I had a day this week where my AC ran full tilt but could not get the temp of the home under 77. The air out of the vents was a very cool temp the whole time - the outside environment I think was beyond the abilities of my home's insulation and the outside temp. Calling a tech to check your refrigerant is the only real way to know if you are lacking and preferably when the temp outside is 70+. I have, but since my AC is working relatively AOK I am low priority for them to get here to check the refrigerant levels.


----------



## Dwillems (Jul 14, 2011)

PPang100 said:


> Excuse my lack on knowledge on home AC, but what is an A-coil?


Its the condensor coil inside the ducts that transfers the cold to the air and heat to the refridgerant... Most of them are in the shape of an A to maximize surface area while still fitting in the ductwork


----------



## G-Mo (Feb 16, 2009)

Dwillems said:


> Its the condensor coil inside the ducts that transfers the cold to the air and heat to the refridgerant... Most of them are in the shape of an A to maximize surface area while still fitting in the ductwork


Most people call this an evaporator coil.


----------



## COLDIRON (Mar 15, 2009)

What do most people say when their A/C is not working properly?

I think I need freon.

Truth be told most units don't need freon , most of the time it is an electrical problem. It's just one of those things people have always said it probably started years ago with unscrupulous air conditioning mechanics / freon jockeys that made money telling people their unit was low on freon and they need to fill it.

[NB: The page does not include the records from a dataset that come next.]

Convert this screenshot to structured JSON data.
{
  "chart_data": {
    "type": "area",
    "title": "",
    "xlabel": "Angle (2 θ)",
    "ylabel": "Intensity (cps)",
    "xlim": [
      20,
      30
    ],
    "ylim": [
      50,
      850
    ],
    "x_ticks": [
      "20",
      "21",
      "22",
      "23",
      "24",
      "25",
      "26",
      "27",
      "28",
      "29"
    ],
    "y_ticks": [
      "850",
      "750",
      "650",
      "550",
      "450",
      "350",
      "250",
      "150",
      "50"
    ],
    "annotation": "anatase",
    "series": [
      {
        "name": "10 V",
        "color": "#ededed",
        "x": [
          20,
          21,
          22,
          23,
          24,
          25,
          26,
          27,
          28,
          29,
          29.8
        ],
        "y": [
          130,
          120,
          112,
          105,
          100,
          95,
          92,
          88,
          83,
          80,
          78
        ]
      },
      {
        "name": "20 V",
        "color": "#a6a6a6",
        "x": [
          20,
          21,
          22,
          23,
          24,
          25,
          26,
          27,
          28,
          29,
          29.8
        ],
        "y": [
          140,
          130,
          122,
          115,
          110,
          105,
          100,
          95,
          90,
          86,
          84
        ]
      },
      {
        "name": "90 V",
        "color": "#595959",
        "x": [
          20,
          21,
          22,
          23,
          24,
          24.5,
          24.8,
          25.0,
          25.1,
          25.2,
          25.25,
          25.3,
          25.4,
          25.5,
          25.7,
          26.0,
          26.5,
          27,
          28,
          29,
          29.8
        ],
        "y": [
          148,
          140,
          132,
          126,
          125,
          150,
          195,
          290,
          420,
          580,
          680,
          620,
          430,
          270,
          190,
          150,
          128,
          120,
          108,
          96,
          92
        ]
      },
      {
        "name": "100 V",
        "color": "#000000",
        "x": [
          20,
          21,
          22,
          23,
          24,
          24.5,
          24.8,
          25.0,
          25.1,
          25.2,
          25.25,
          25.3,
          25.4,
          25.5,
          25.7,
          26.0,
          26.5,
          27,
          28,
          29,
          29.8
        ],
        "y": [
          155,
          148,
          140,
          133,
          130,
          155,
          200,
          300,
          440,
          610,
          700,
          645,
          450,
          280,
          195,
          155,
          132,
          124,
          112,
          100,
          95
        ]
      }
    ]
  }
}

Note; freon does not wear out or need to be changed unless there is a leak or something happened internal to the system.


----------



## Technow (Nov 12, 2010)

COLDIRON said:


> What do most people say when their A/C is not working properly?
> 
> I think I need freon.
> 
> ...


What I have been running into lately is lack of maintenance contributing to the electrical problem. dirty condensers, unchanged filters, dirty evaps on the days where you need 100% capacity


----------



## yuri (Nov 29, 2008)

Years ago we had a LOT more freon leaks, at least where I am. We had those self piercing DIY aereoquip fittings on the precharged lines sets the Cdn built Keeprite units used and later Heils. Carrier had those tapered ferules/comp fittings that leaked. Ground shifting caused lots of those to leak. Lennox had leaky plastic service valves caps and no packing on the stem etc etc. Passing gas :nuke: /topping up every year was a common occurrence and people got used to it. New units are all welded or proper flare fittings that don't usually leak.

Maintenance, what the heck for? Out of sight and out of mind the unit is.:thumbsup:


----------